No one can claim to be unscathed by a serious break-up so here’s my guide to help you through the worst –
- · I find that good old-fashioned pride stops many people from asking for support from loved ones after break-up. Let people that care about you know what you’re going through.
- · Enlist a crisis buddy to help you avoid making regrettable decisions. For example, at midnight when you’re lonely it may seem a good idea to ring up your ex and beg them to come back but call your crisis buddy instead. This should be a trusted friend who’ll talk you down from this self-humiliation.
- · Learn to “think in ink”. Keep a diary or write a letter to yourself. Even write a letter to your ex that you do NOT post. It's absolutely true that people who write down how they're feeling, their hopes and dreams for the future, etc., mend sooner.
- · Choose the one thing you always wanted to do that your ex didn't want to. Go on, it's time to do it! Maybe they thought it’d be a bore taking that wine course you wanted to or they laughed when you suggested joining the local amateur dramatics society. By going ahead with such plans you take a big step forward to finding out that life can be fun, different and exciting without your ex by your side.
- · Recovery is a roller-coaster! Don't be shocked when a good day - one where you're feeling quite upbeat about the break-up - is swiftly followed by a bad day. Allow yourself to go with the flow.

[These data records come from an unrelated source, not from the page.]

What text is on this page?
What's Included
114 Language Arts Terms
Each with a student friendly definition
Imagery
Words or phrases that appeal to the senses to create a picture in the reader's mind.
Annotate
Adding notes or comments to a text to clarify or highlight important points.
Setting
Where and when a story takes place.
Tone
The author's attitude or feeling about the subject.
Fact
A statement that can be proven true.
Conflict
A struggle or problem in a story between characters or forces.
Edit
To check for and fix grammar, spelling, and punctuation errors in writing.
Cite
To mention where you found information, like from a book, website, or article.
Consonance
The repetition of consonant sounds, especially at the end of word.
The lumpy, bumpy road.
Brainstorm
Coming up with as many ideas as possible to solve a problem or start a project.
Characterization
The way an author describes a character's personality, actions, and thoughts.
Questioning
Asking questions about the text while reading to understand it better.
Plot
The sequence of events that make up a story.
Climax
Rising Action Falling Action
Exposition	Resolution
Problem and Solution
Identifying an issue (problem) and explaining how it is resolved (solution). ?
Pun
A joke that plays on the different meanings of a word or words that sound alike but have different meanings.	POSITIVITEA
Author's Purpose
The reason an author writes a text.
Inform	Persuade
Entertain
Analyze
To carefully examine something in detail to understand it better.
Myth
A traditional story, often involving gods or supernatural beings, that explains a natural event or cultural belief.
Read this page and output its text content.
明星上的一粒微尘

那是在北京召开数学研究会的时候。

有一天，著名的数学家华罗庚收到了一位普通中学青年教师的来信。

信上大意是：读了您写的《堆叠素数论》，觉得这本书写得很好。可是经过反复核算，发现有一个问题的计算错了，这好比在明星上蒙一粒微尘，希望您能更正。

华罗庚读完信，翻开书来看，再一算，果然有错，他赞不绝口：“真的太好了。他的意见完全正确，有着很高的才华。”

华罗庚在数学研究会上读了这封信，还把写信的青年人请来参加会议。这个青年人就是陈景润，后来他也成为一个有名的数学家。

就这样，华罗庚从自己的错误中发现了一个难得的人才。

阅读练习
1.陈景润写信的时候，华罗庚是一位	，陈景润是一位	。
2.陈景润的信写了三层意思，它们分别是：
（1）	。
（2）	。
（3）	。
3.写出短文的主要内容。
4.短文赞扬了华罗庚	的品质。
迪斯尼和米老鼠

When feeling tearful pick up the phone and let your friends and family know you need “a shoulder”. On a good day, equally pick up that phone, but do it to make plans to go to an exciting new restaurant that’s opening or to see a new film that's out.
- · This is the perfect time to spoil yourself with a new haircut, outfit, or hobby to signal the new you! If money is tight you can always go along for a free makeovers at the cosmetic counter of a department store for a quick boost.
- · Know when to let go of the topic of your break-up so you don't become a ' break-up bore'. Ask friends to tactfully let you know when you drone on about your ex too much. Simply by changing the conversation you may find your mood changes.
- Do you have "rose-coloured spectacles" that need dumping? Many people find the recovery after a break-up is speedier if they actually look back at what their ex and their past relationship was like. It wasn't all perfect and fantastic or else it wouldn't have ended.
- · It's important to boost your mood through every way possible including boosting the release of those feel-good, brain chemicals - endorphins. Do this by playing your favourite music, laughing at a comedy DVD, exercising, or even going for a brisk walk. Adopt your own anthem that symbolises a new beginning. Why do you think Gloria Gaynor’s 'I Will Survive' was such a massive hit? Because people could seize its powerful message. My personal favourite after my divorce was ‘Things Can Only Get Better’ by D:REAM.
- · If you find yourself obsessing about your ex try what I call "heartbreak time". Each day gaze at their photo for 15 minutes. Turn off your mobile, TV and radio. After 15 minutes of such focusing, tell yourself you've done your heartbreak time and you won't think of your ex the rest of this day. You'll soon find you can cut this down to 10 minutes, then five minutes each day, until the point where thoughts of your ex bore you!
Taking these steps may just protect your heart - emotionally and physically. Finally, it's quite common to feel extremely depressed for two to three weeks after a major break-up. After that you should start having some better days interspersed with sad ones. However if real despair continues longer then this consult your doctor about depression.